B·A·D stellt Kommunikation um

Zuverlässigkeit und Datensicherheit im Vordergrund

Bonn, September 2018 – Die B·A·D Gesundheitsvorsorge und Sicherheitstechnik GmbH stellt sich für die Zukunft mit dem bundesweit angelegten Programm „All-IP“ auf. Grundlage dafür ist der Ende August unterzeichnete Vertrag mit dem Anbieter 1&1 Versatel. Bis zum Jahr 2022 werden nun deutschlandweit über 280 B·A·D-Standorte mit moderner Informations- und Kommunikationstechnologie versorgt. Dazu werden sukzessive die Inhouse-Infrastruktur, das Datennetz sowie alle stationären Telefone durch fortschrittliche Technologien ersetzt: 1&1 Versatel erschließt alle B·A·D Standorte mit hochleistungsfähiger Glasfaser und vernetzt diese über ein zukunftssicheres MPLS-Netz mit einem zentralen Internet-Outbreak. Zusätzlich wird die gesamte Telefonie der B·A·D auf IP-Telefonie umgestellt. Um für eine möglichst hohe Ausfallsicherheit zu sorgen, werden alle Sprachkanäle zentral in einem Rechenzentrum des Telekommunikationsanbieters gebündelt.
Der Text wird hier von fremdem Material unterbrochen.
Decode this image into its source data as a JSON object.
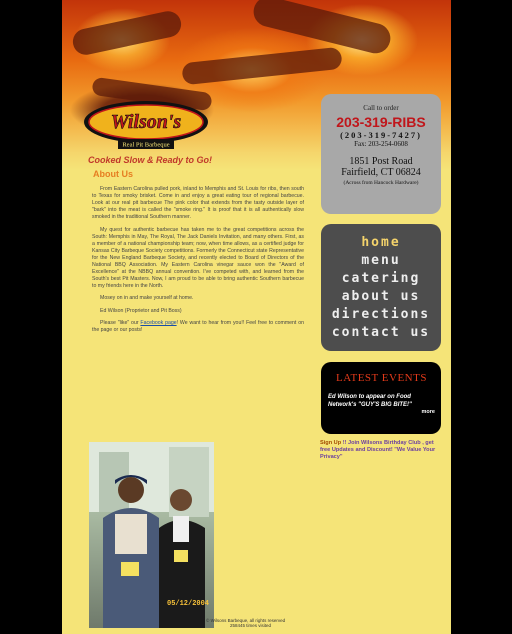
{
  "brand": {
    "name": "Wilson's",
    "sub": "Real Pit Barbeque"
  },
  "tagline": "Cooked Slow & Ready to Go!",
  "subtitle": "About Us",
  "paragraphs": [
    "From Eastern Carolina pulled pork, inland to Memphis and St. Louis for ribs, then south to Texas for smoky brisket. Come in and enjoy a great eating tour of regional barbecue. Look at our real pit barbecue The pink color that extends from the tasty outside layer of \"bark\" into the meat is called the \"smoke ring.\" It is proof that it is all authentically slow smoked in the traditional Southern manner.",
    "My quest for authentic barbecue has taken me to the great competitions across the South: Memphis in May, The Royal, The Jack Daniels Invitation, and many others. First, as a member of a national championship team; now, when time allows, as a certified judge for Kansas City Barbeque Society competitions. Formerly the Connecticut state Representative for the New England Barbeque Society, and recently elected to Board of Directors of the National BBQ Association. My Eastern Carolina vinegar sauce won the \"Award of Excellence\" at the NBBQ annual convention. I've competed with, and learned from the South's best Pit Masters. Now, I am proud to be able to bring authentic Southern barbecue to my friends here in the North.",
    "Mosey on in and make yourself at home.",
    "Ed Wilson (Proprietor and Pit Boss)"
  ],
  "facebook": {
    "pre": "Please \"like\" our ",
    "link": "Facebook page",
    "post": "! We want to hear from you!! Feel free to comment on the page or our posts!"
  },
  "photo": {
    "date": "05/12/2004"
  },
  "caption": {
    "line1": "© Wilsons Barbeque, all rights reserved",
    "line2": "258445 times visited"
  },
  "order": {
    "call": "Call to order",
    "phone": "203-319-RIBS",
    "digits": "(203-319-7427)",
    "fax": "Fax: 203-254-0608",
    "addr1": "1851 Post Road",
    "addr2": "Fairfield, CT 06824",
    "note": "(Across from Hancock Hardware)"
  },
  "nav": [
    "home",
    "menu",
    "catering",
    "about us",
    "directions",
    "contact us"
  ],
  "events": {
    "title": "LATEST EVENTS",
    "text": "Ed Wilson to appear on Food Network's \"GUY'S BIG BITE!\"",
    "more": "more"
  },
  "signup": {
    "link": "Sign Up",
    "mid": " !! Join Wilsons Birthday Club , get free Updates and Discount! \"We Value Your Privacy\""
  },
  "colors": {
    "page": "#f5e478",
    "tagline": "#c0392b",
    "phone": "#c0161b",
    "nav_active": "#f4d36b"
  }
}
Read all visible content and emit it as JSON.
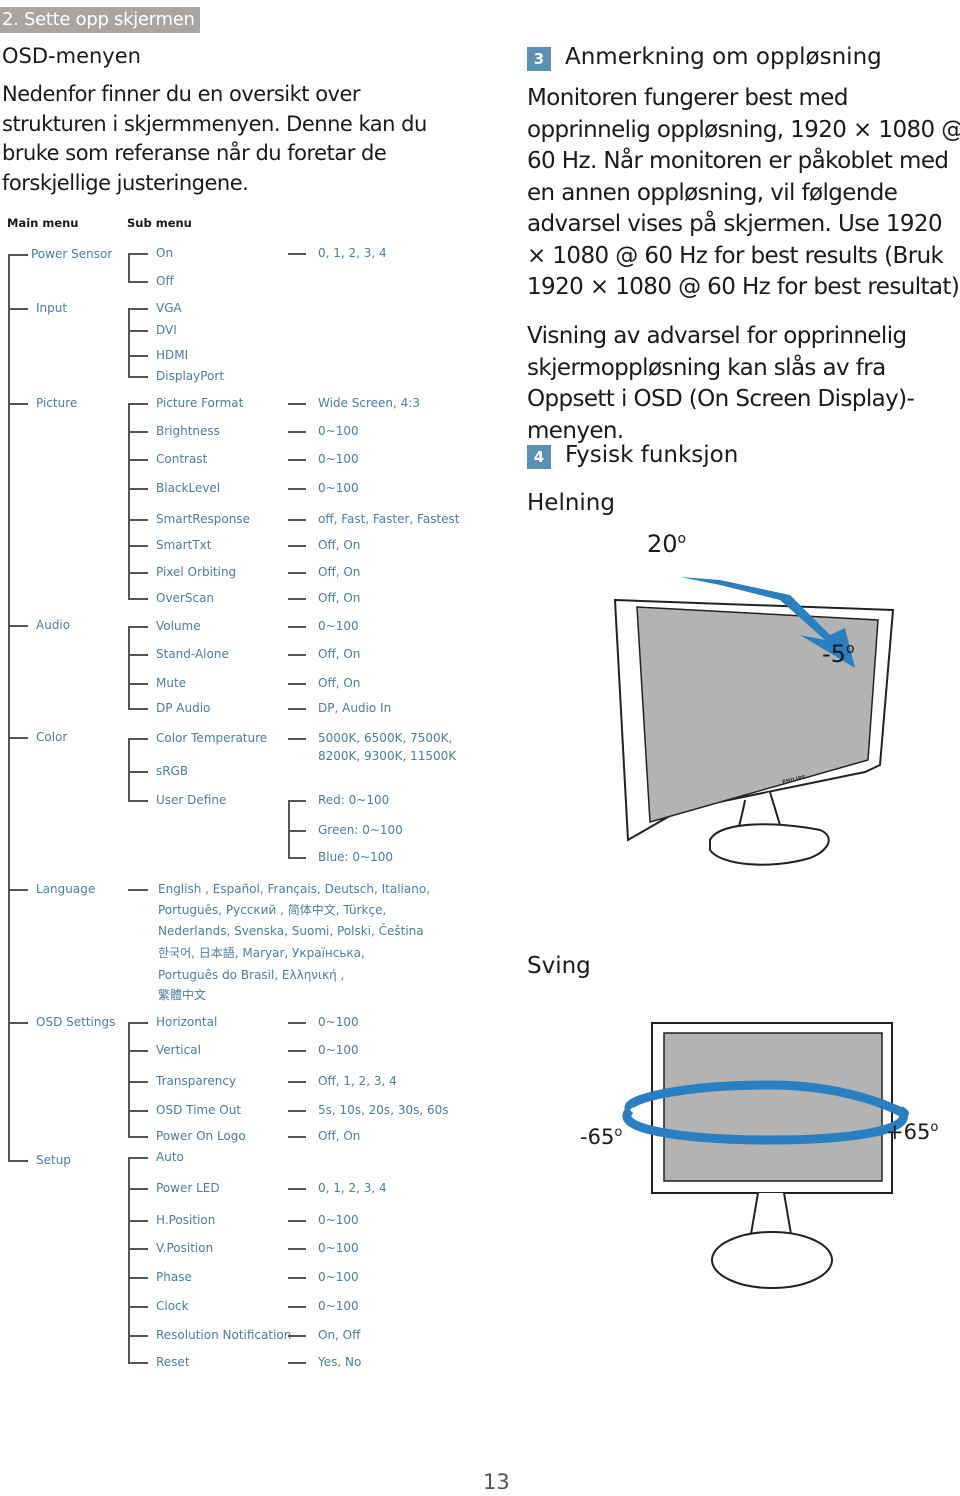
{
  "section_tag": "2. Sette opp skjermen",
  "title": "OSD-menyen",
  "intro": "Nedenfor finner du en oversikt over strukturen i skjermmenyen. Denne kan du bruke som referanse når du foretar de forskjellige justeringene.",
  "tree": {
    "main_header": "Main menu",
    "sub_header": "Sub menu",
    "menus": [
      {
        "label": "Power Sensor",
        "items": [
          {
            "label": "On",
            "value": "0, 1, 2, 3, 4"
          },
          {
            "label": "Off"
          }
        ]
      },
      {
        "label": "Input",
        "items": [
          {
            "label": "VGA"
          },
          {
            "label": "DVI"
          },
          {
            "label": "HDMI"
          },
          {
            "label": "DisplayPort"
          }
        ]
      },
      {
        "label": "Picture",
        "items": [
          {
            "label": "Picture Format",
            "value": "Wide Screen, 4:3"
          },
          {
            "label": "Brightness",
            "value": "0~100"
          },
          {
            "label": "Contrast",
            "value": "0~100"
          },
          {
            "label": "BlackLevel",
            "value": "0~100"
          },
          {
            "label": "SmartResponse",
            "value": "off, Fast, Faster, Fastest"
          },
          {
            "label": "SmartTxt",
            "value": "Off, On"
          },
          {
            "label": "Pixel Orbiting",
            "value": "Off, On"
          },
          {
            "label": "OverScan",
            "value": "Off, On"
          }
        ]
      },
      {
        "label": "Audio",
        "items": [
          {
            "label": "Volume",
            "value": "0~100"
          },
          {
            "label": "Stand-Alone",
            "value": "Off, On"
          },
          {
            "label": "Mute",
            "value": "Off, On"
          },
          {
            "label": "DP Audio",
            "value": "DP, Audio In"
          }
        ]
      },
      {
        "label": "Color",
        "items": [
          {
            "label": "Color Temperature",
            "value": "5000K, 6500K, 7500K,",
            "value2": "8200K, 9300K, 11500K"
          },
          {
            "label": "sRGB"
          },
          {
            "label": "User Define",
            "subvalues": [
              "Red: 0~100",
              "Green: 0~100",
              "Blue: 0~100"
            ]
          }
        ]
      },
      {
        "label": "Language",
        "languages": [
          "English , Español, Français, Deutsch, Italiano,",
          "Português, Русский , 简体中文, Türkçe,",
          "Nederlands, Svenska, Suomi, Polski, Čeština",
          "한국어, 日本語, Maryar, Українська,",
          "Português do Brasil, Ελληνική ,",
          "繁體中文"
        ]
      },
      {
        "label": "OSD Settings",
        "items": [
          {
            "label": "Horizontal",
            "value": "0~100"
          },
          {
            "label": "Vertical",
            "value": "0~100"
          },
          {
            "label": "Transparency",
            "value": "Off, 1, 2, 3, 4"
          },
          {
            "label": "OSD Time Out",
            "value": "5s, 10s, 20s, 30s, 60s"
          },
          {
            "label": "Power On Logo",
            "value": "Off, On"
          }
        ]
      },
      {
        "label": "Setup",
        "items": [
          {
            "label": "Auto"
          },
          {
            "label": "Power LED",
            "value": "0, 1, 2, 3, 4"
          },
          {
            "label": "H.Position",
            "value": "0~100"
          },
          {
            "label": "V.Position",
            "value": "0~100"
          },
          {
            "label": "Phase",
            "value": "0~100"
          },
          {
            "label": "Clock",
            "value": "0~100"
          },
          {
            "label": "Resolution Notification",
            "value": "On, Off"
          },
          {
            "label": "Reset",
            "value": "Yes, No"
          }
        ]
      }
    ]
  },
  "right": {
    "s3_num": "3",
    "s3_title": "Anmerkning om oppløsning",
    "s3_p1": "Monitoren fungerer best med opprinnelig oppløsning, 1920 × 1080 @ 60 Hz. Når monitoren er påkoblet med en annen oppløsning, vil følgende advarsel vises på skjermen. Use 1920 × 1080 @ 60 Hz for best results (Bruk 1920 × 1080 @ 60 Hz for best resultat).",
    "s3_p2": "Visning av advarsel for opprinnelig skjermoppløsning kan slås av fra Oppsett i OSD (On Screen Display)-menyen.",
    "s4_num": "4",
    "s4_title": "Fysisk funksjon",
    "tilt_title": "Helning",
    "tilt_up": "20",
    "tilt_down": "-5",
    "swivel_title": "Sving",
    "swivel_left": "-65",
    "swivel_right": "+65",
    "monitor_brand": "PHILIPS"
  },
  "colors": {
    "accent": "#5b8fb3",
    "tree_text": "#4f7d99",
    "tag_bg": "#a8a5a3",
    "arrow": "#2a7fc1"
  },
  "page_number": "13"
}
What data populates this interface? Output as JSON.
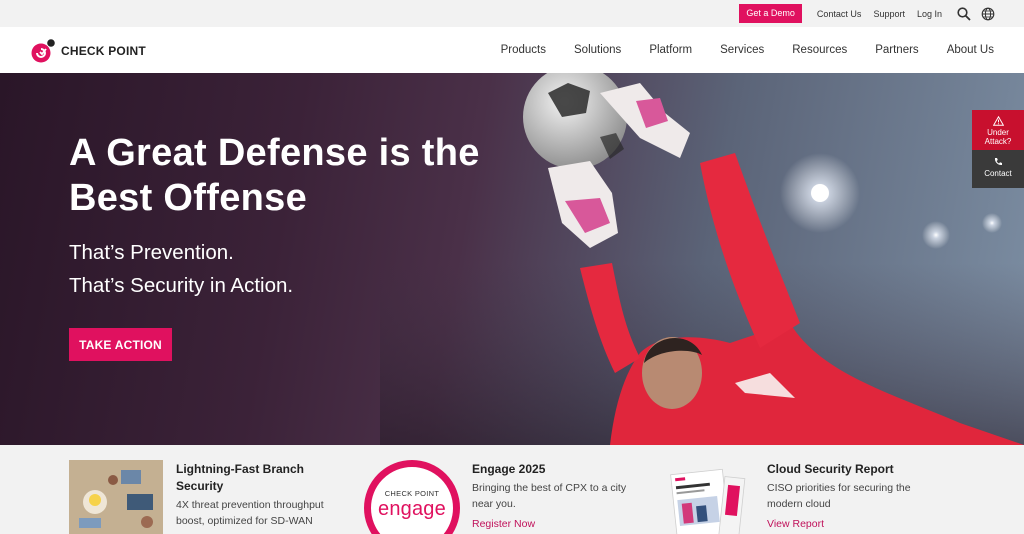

Für B·A·D sind hohe Sicherheitsstandards und zuverlässige, ausfallsichere Datentransportwege in der Kommunikation mit den Kunden extrem wichtig. Die Vorteile des neuen Datennetzes erfüllen genau diese Kriterien. Über den Internet-Outbreak kann eine zentral gesteuerte Firewall implementiert werden, die besonderen Schutz vor Malware, Trojanern, Viren etc. bietet, was für das MPLS-Netz der B·A·D zusätzliche Sicherheit bedeutet. Zudem sind Glasfaseranschlüsse nahezu unbegrenzt skalierbar – mit Bandbreiten von bis zu 500 MBit/s an den einzelnen Standorten ist die B·A·D für die digitale Zukunft somit bestens gerüstet. „Wir haben eine maßgeschneiderte Kommunikationslösung zusammen mit 1&1 Versatel erarbeitet, die auf die Weiterentwicklung des Unternehmens maßgeblichen Einfluss hat“, so André Panienka, B·A·D-Geschäftsführer für kaufmännische Fragen, IT und Personal.